Oral argument centered on whether the litigation privilege applied to a letter Warner Bros. sent to Coppola and Columbia Pictures informing them that it had a legal claim against Coppola’s “Pinocchio” project.
Warner attorney Fred Cohen argued the studio had a reasonable belief it had a right to any Coppola “Pinocchio” project, and it wrote the letter to Columbia as a prelude to litigation. The trial judge, Cohen said, should have ruled that the Warner letter was privileged and barred Coppola’s suit.
But Coppola’s attorney, Robert Chapman, argued there was no litigation privilege, and if there were, Warners waived that defense by failing to raise it at the proper time.
After two years in development at Warners, Coppola took a revised script for a live-action “Pinocchio” to Columbia in 1993. When the Col deal fell apart a year later, Coppola sued Warners, charging that it had interfered with his attempt to have the film made at Columbia.
In 1998, an L.A. Superior Court jury awarded Coppola $20 million in compensatory damages and $60 million in punitive damages. The trial judge set aside the punitives, finding there was no evidence of malice. Warners appealed the $20 million verdict, and Coppola appealed the judge’s rejection of the $60 million verdict.
On Friday, the appellate panel seemed particularly concerned about the waiver issue.
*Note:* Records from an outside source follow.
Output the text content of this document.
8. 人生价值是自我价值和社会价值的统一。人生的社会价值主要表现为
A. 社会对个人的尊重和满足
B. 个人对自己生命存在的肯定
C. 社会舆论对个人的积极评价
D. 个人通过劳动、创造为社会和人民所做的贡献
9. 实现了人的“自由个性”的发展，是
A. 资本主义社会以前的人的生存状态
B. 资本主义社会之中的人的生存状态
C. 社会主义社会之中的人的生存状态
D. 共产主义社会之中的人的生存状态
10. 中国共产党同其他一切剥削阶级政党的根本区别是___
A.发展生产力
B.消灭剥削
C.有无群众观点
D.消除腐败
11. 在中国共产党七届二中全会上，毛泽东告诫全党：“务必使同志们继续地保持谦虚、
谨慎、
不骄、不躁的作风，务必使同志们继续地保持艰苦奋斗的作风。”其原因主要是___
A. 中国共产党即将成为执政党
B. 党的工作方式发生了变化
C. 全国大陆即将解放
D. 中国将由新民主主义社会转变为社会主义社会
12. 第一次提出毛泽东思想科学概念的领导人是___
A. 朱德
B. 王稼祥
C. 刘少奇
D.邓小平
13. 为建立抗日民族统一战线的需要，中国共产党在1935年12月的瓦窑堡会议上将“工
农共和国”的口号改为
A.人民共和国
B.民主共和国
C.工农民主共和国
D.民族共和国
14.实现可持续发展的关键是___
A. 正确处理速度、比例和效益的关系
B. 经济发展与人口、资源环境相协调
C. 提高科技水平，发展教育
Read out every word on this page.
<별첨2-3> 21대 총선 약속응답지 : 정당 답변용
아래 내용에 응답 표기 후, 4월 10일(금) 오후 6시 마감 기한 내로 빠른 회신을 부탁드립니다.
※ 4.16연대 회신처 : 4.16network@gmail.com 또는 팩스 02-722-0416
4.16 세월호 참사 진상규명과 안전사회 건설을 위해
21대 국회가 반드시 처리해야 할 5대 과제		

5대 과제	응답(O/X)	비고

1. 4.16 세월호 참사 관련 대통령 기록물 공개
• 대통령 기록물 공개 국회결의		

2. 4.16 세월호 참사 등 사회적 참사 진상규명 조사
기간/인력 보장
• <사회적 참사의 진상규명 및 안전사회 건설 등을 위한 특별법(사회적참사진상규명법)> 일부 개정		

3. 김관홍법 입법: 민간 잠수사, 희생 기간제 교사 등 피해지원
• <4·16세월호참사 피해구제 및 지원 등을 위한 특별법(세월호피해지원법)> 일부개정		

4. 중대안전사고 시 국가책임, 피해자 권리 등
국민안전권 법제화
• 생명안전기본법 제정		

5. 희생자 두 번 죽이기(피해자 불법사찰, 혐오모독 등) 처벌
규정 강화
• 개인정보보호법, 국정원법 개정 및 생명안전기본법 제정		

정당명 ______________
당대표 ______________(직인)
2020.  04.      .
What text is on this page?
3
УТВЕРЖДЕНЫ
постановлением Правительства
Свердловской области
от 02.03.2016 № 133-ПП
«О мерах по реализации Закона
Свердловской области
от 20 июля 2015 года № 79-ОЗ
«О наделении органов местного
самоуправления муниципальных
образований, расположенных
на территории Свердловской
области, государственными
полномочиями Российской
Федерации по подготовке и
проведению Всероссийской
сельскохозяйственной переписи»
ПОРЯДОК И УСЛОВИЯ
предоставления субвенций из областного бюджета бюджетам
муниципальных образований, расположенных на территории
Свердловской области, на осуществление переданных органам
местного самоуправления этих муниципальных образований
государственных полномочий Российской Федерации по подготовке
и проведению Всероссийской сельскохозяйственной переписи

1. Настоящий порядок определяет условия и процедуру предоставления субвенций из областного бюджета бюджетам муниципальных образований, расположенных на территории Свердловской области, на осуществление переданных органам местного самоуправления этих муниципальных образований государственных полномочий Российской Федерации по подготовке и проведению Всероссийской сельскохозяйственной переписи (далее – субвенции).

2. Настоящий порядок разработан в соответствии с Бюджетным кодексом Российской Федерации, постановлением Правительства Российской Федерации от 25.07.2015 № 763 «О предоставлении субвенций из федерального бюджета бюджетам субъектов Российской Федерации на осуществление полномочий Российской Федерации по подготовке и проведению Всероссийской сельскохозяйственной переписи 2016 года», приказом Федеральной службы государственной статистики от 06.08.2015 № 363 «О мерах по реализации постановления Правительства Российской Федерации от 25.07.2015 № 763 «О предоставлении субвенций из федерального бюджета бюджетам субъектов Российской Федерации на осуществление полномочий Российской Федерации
At one point, Warner’s Cohen was told, “Mr. Chapman has argued forcefully that if you had a privilege, you waived it. Please explain why there was no waiver.”
As for Coppola’s appeal, the panel questioned Chapman on whether there was sufficient evidence of malice to support the punitive damage award of $60 million. This prompted him to recount the history of alleged animus between Coppola and former Warner heads Bob Daly and Terry Semel.
The Court of Appeal has many options. It could leave the judgment alone — affirm the jury’s award of $20 million and the trial judge’s rejection of $60 million in punitives; it could either restore all to or take away everything from Coppola; or it could send all or part of the case back to the trial judge.
The appellate court must rule within 90 days of oral argument.